Distortion of boundary sets under inner functions and applications

Abstract

An inner function is a bounded holomorphic function from the unit disc $\Delta$ of the complex plane such that the radial boundary values have modulus 1 a.e. . If $E$ is a Borel subset of $\partial\Delta$ we also define $f(E)=\{e\sp{i\theta}/\lim\sb{r\to 1} f(re\sp{i\theta})$ exists and belongs to $E\}$. Let $M\sb \alpha$, $\text{cap}\sb \alpha$ and dim denote respectively the $\alpha$-dimensional content, $\alpha$- dimensional capacity and the Hausdorff dimension.
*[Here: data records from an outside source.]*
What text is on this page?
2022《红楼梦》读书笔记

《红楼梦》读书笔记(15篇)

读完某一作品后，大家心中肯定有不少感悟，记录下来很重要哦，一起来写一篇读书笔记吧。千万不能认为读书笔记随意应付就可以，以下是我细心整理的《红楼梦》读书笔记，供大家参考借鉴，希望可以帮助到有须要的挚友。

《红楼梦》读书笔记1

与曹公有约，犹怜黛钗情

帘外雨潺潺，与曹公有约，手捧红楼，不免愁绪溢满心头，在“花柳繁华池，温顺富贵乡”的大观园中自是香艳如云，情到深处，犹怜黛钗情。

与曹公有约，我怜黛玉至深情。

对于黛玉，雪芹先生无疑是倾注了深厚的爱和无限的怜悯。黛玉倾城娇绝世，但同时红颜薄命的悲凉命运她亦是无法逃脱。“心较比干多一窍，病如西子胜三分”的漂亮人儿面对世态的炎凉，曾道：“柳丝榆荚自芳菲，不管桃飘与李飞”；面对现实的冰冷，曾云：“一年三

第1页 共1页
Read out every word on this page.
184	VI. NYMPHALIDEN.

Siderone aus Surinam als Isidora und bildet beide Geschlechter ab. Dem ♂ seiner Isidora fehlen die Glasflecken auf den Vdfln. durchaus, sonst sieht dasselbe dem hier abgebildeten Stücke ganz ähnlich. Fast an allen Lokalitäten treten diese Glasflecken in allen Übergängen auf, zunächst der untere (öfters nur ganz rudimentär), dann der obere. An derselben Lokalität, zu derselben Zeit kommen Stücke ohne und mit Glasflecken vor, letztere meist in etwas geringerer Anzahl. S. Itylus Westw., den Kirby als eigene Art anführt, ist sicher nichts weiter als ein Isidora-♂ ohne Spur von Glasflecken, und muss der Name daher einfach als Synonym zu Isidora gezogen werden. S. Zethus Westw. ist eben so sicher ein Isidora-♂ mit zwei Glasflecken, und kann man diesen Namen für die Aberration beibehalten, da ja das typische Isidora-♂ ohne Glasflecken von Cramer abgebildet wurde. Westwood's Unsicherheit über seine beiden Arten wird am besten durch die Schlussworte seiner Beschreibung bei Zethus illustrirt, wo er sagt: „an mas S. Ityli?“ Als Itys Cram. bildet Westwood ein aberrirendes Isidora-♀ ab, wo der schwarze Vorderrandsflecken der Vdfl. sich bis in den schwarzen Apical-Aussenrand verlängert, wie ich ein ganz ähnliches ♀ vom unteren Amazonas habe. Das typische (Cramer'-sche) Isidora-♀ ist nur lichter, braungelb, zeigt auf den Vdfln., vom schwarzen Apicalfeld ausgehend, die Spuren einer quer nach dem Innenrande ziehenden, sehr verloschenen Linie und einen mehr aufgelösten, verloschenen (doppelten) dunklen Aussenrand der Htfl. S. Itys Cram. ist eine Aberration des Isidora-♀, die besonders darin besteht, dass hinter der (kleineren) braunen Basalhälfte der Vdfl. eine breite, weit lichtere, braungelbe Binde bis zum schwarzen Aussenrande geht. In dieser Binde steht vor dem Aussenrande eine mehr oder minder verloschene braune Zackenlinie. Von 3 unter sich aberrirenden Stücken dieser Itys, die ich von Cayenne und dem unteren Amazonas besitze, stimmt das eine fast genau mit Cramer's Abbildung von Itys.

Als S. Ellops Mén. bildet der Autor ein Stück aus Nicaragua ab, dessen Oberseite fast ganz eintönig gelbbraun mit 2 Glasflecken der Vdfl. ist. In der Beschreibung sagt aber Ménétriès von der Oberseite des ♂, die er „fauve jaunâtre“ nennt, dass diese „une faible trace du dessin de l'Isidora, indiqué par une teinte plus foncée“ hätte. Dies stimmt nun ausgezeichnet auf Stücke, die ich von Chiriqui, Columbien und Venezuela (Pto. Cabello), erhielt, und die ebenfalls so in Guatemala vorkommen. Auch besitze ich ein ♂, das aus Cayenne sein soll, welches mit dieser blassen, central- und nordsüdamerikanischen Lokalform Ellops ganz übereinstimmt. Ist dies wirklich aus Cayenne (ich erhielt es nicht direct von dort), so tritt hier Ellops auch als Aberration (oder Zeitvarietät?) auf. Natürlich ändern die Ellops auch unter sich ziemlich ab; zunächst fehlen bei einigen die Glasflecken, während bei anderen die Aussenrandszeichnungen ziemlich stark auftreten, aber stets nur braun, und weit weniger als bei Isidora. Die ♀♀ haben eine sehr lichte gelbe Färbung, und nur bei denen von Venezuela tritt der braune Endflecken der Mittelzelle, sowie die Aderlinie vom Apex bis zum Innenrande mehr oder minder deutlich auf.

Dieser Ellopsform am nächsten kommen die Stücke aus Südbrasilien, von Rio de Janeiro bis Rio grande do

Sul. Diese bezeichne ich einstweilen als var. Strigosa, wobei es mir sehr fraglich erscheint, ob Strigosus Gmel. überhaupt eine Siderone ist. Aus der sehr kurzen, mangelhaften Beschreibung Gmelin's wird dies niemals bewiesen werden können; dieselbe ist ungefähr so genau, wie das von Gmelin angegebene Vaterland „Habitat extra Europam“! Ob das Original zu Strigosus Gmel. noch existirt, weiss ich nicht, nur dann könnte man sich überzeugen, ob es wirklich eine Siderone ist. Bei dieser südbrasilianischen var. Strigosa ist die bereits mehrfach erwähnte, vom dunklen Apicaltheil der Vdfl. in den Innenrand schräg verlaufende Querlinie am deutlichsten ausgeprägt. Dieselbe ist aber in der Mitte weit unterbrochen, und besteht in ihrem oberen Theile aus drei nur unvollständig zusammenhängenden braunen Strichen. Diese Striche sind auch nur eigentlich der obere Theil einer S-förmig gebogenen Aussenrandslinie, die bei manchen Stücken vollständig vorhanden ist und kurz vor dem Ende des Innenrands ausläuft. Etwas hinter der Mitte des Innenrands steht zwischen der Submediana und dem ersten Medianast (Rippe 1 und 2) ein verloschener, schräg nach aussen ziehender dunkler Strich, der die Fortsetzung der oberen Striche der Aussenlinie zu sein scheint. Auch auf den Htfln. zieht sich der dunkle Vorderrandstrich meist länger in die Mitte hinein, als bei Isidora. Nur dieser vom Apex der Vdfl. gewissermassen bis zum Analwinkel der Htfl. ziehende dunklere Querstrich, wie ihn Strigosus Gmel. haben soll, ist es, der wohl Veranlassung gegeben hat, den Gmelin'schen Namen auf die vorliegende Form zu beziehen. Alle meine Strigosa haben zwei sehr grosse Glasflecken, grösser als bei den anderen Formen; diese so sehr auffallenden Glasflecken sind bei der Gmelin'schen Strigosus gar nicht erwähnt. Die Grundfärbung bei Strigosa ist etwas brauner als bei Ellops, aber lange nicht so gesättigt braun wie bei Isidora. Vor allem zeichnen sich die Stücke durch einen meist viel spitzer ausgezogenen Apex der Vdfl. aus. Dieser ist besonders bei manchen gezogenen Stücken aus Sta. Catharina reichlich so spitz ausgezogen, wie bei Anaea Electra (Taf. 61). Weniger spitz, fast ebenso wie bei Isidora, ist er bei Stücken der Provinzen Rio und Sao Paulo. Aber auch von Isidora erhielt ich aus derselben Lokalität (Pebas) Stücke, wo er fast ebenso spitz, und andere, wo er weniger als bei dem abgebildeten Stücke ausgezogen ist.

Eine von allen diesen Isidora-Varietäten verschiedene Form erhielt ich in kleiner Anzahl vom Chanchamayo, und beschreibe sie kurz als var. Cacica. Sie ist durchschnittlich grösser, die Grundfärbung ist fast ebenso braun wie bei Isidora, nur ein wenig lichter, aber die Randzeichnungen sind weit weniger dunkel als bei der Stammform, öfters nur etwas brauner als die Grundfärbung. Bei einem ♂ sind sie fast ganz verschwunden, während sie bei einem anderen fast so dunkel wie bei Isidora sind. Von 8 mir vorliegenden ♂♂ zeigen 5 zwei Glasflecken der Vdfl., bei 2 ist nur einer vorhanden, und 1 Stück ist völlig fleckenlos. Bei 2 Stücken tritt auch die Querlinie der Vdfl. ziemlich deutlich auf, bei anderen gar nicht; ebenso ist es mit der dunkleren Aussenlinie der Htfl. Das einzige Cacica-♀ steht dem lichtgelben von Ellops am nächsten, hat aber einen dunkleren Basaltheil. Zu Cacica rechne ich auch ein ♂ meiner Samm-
In relation to the available results the authors in this paper prove that if $f$ is inner, $f(0)=0$, and $E$ is a Borel subset of $\partial\Delta$ then $M\sb \alpha(f\sp{-1}(E)) \geq C\sb \alpha M\sb \alpha(E)$ and for $0\leq\alpha<1$, $\text{cap}\sb \alpha(f\sp{-1}(E)) \geq C\sb \alpha \text{cap}\sb \alpha(E)$. An immediate consequence of course is $\dim(f\sp{-1}(E))\geq \dim E$. They also give examples to show that the inequalities cannot be reversed [source: Zentralblatt MATH].